The company has reported higher revenues, higher revenue per subscriber, more subscribers and a 33% rise in profits for the three months to September. It added about 19,000 new subscribers in the three months and the “churn” fell to just over 1% a month.
Austar now has 658,087 subscribers and in the next month or so they are going to get an unwelcome Christmas present. The Pay TV group is going to restructure its tiered pricing structure with the aim of getting an extra $4 a year (or around $2.6 million a year) from each subscriber (they currently pay an average $76.33 a month).
The amount sounds small, but it’s juicy as it will all be profit. In the third quarter, Austar reported earnings before interest, tax, depreciation and amortisation (EBITDA) up 33% to $46.4 million but revenue rose more slowly, just 13% to $145 million and operating expenses fell 9% to $32 million.
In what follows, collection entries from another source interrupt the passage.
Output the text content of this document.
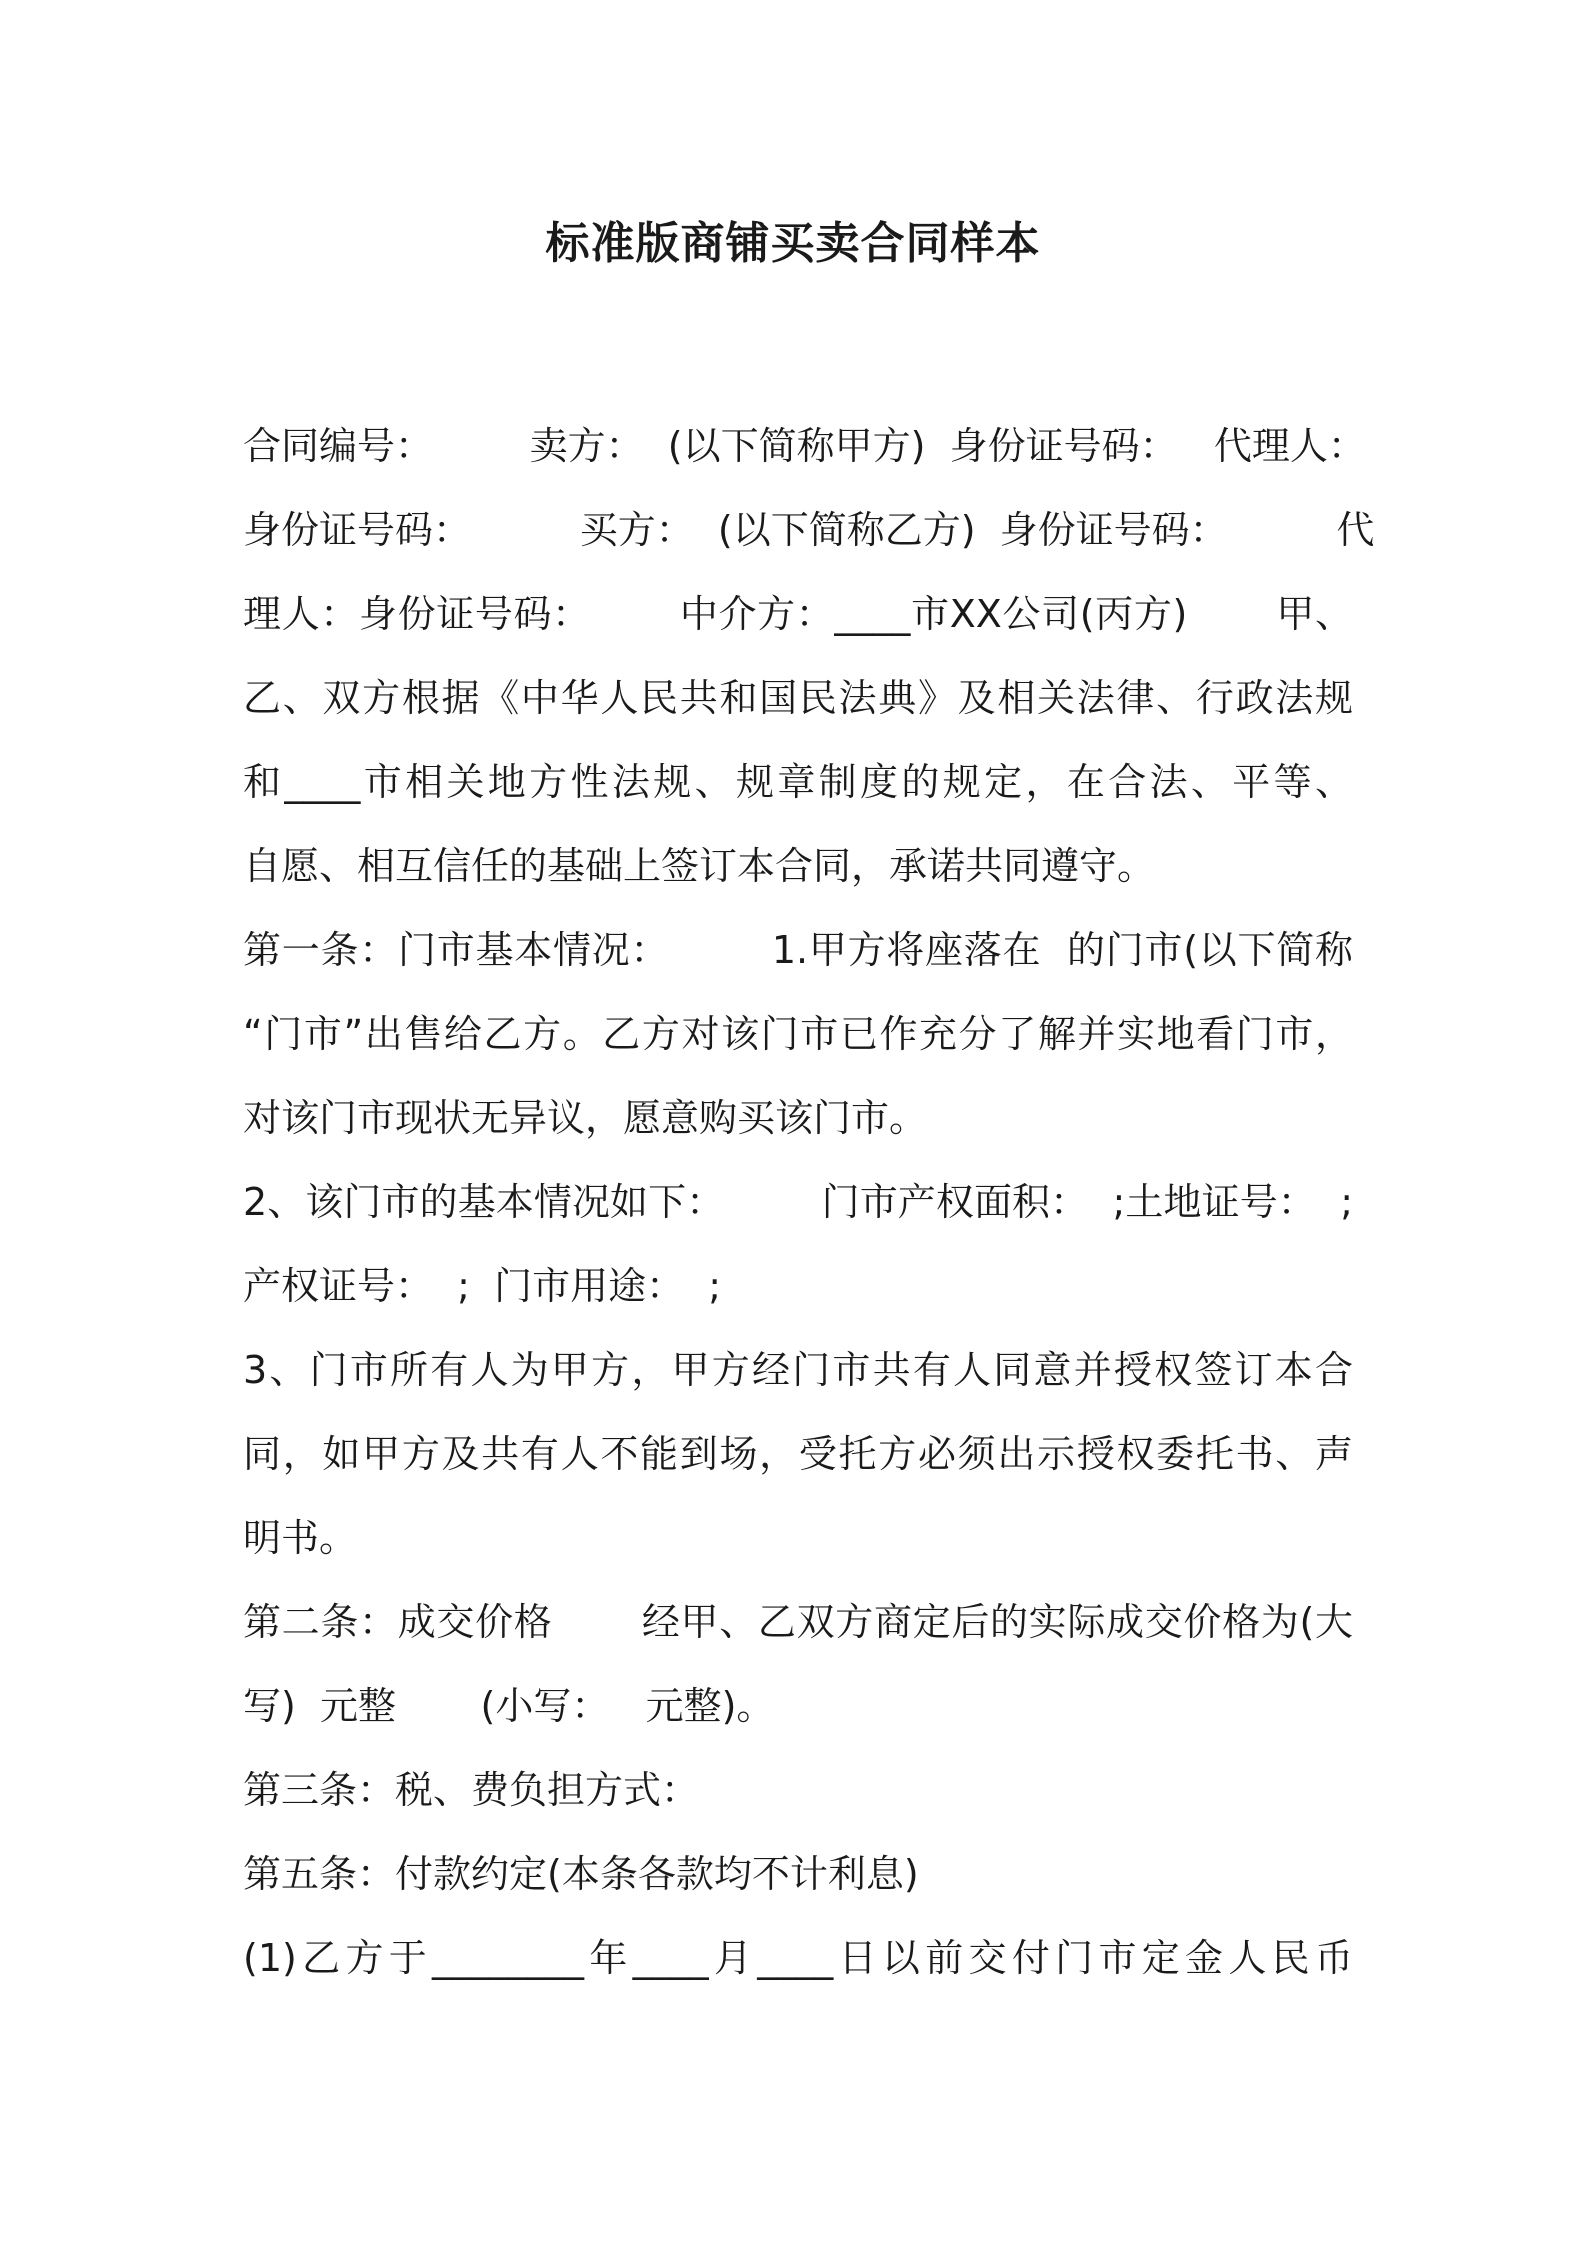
标准版商铺买卖合同样本
合同编号：        卖方：  (以下简称甲方)  身份证号码：   代理人：
身份证号码：         买方：  (以下简称乙方)  身份证号码：         代
理人：身份证号码：       中介方：____市XX公司(丙方)       甲、
乙、双方根据《中华人民共和国民法典》及相关法律、行政法规
和____市相关地方性法规、规章制度的规定，在合法、平等、
自愿、相互信任的基础上签订本合同，承诺共同遵守。
第一条：门市基本情况：        1.甲方将座落在  的门市(以下简称
“门市”出售给乙方。乙方对该门市已作充分了解并实地看门市，
对该门市现状无异议，愿意购买该门市。
2、该门市的基本情况如下：        门市产权面积：  ;土地证号：  ;
产权证号：  ;  门市用途：  ;
3、门市所有人为甲方，甲方经门市共有人同意并授权签订本合
同，如甲方及共有人不能到场，受托方必须出示授权委托书、声
明书。
第二条：成交价格       经甲、乙双方商定后的实际成交价格为(大
写)  元整       (小写：   元整)。
第三条：税、费负担方式：
第五条：付款约定(本条各款均不计利息)
(1)乙方于________年____月____日以前交付门市定金人民币
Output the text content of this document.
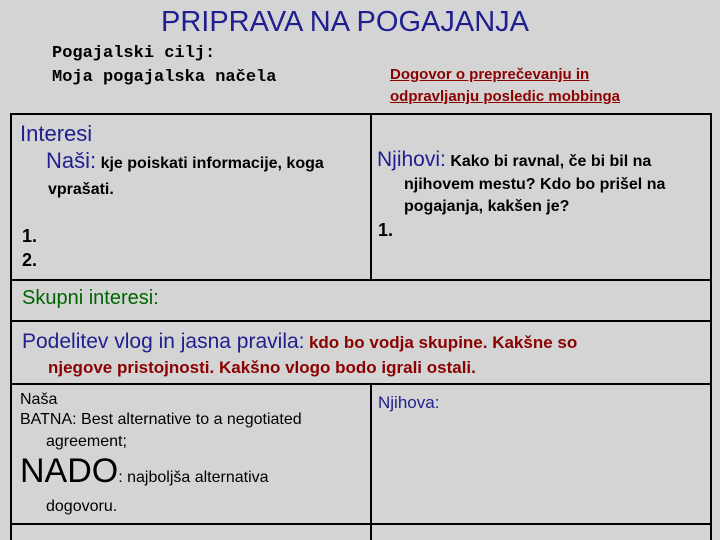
PRIPRAVA NA POGAJANJA
Pogajalski cilj:
Moja pogajalska načela	Dogovor o preprečevanju in
odpravljanju posledic mobbinga
Interesi
Naši: kje poiskati informacije, koga
vprašati.
1.
2.
Njihovi: Kako bi ravnal, če bi bil na
njihovem mestu? Kdo bo prišel na
pogajanja, kakšen je?
1.
Skupni interesi:
Podelitev vlog in jasna pravila: kdo bo vodja skupine. Kakšne so
njegove pristojnosti. Kakšno vlogo bodo igrali ostali.
Naša
BATNA: Best alternative to a negotiated
agreement;
NADO: najboljša alternativa
dogovoru.
Njihova:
The company has just given $300 million back to shareholders (53% to John Malone’s Liberty Media), so it’s a pretty cynical move to force subscribers to pay some of the interest costs on a capital management program that has only benefitted shareholders.
Austar also launches its Mystar digital set top box later this year with an offer to subscribers on its premium package.
No wonder the shares rose 10c on Friday to $1.63, a return to the territory where speculation on a possible merger with Foxtel picked up earlier this year. That deal fell over but Optus and the Seven Network are battling the company for a deal on its wireless spectrum.
Austar, along with the Ten Network and the about-to-be-formed Consolidated Media Holdings (from PBL’s split), are the three big media plays left in Australia. Foxtel, Seven and even Ten are possible rivals for Austar, along with Optus.
Cons Media is the most fascinating: Telstra is already wondering if the split of PBL and creation of CMH offers it a way to snatch control of Foxtel, just as the Pay TV giant is gearing up its balance sheet to return hundreds of millions of dollars a year to its three shareholders.
Telstra has Foxtel in its books at no value, so it could quite easily mount a value adding deal of up to $4 billion. It had 50% of the Pay TV group and has just received a dividend of $100 million.
It’s early days, James Packer will hold 38% of the 687 million Cons Media shares to be issued, but it’s an asset waiting to be sold, not one to hang on to. Brokers say around $6 a share might win the day, perhaps $6.50. That 25% of Foxtel is valued at $1.3 billion by most brokers; 50% of Premier Media at $750 million and 25% of PBL Media at $500 million.
Packer has a deal with the 75% owner of PBL Media, CVBC, not to sell the remaining 25% before September 2009.
But as with the Foxtel and Premier Media stakes, the holdings are indirect and there seems to be nothing stopping Packer from selling his 38% stake in Cons Media, if he wants to. Telstra and News Ltd are the leaders in that deal.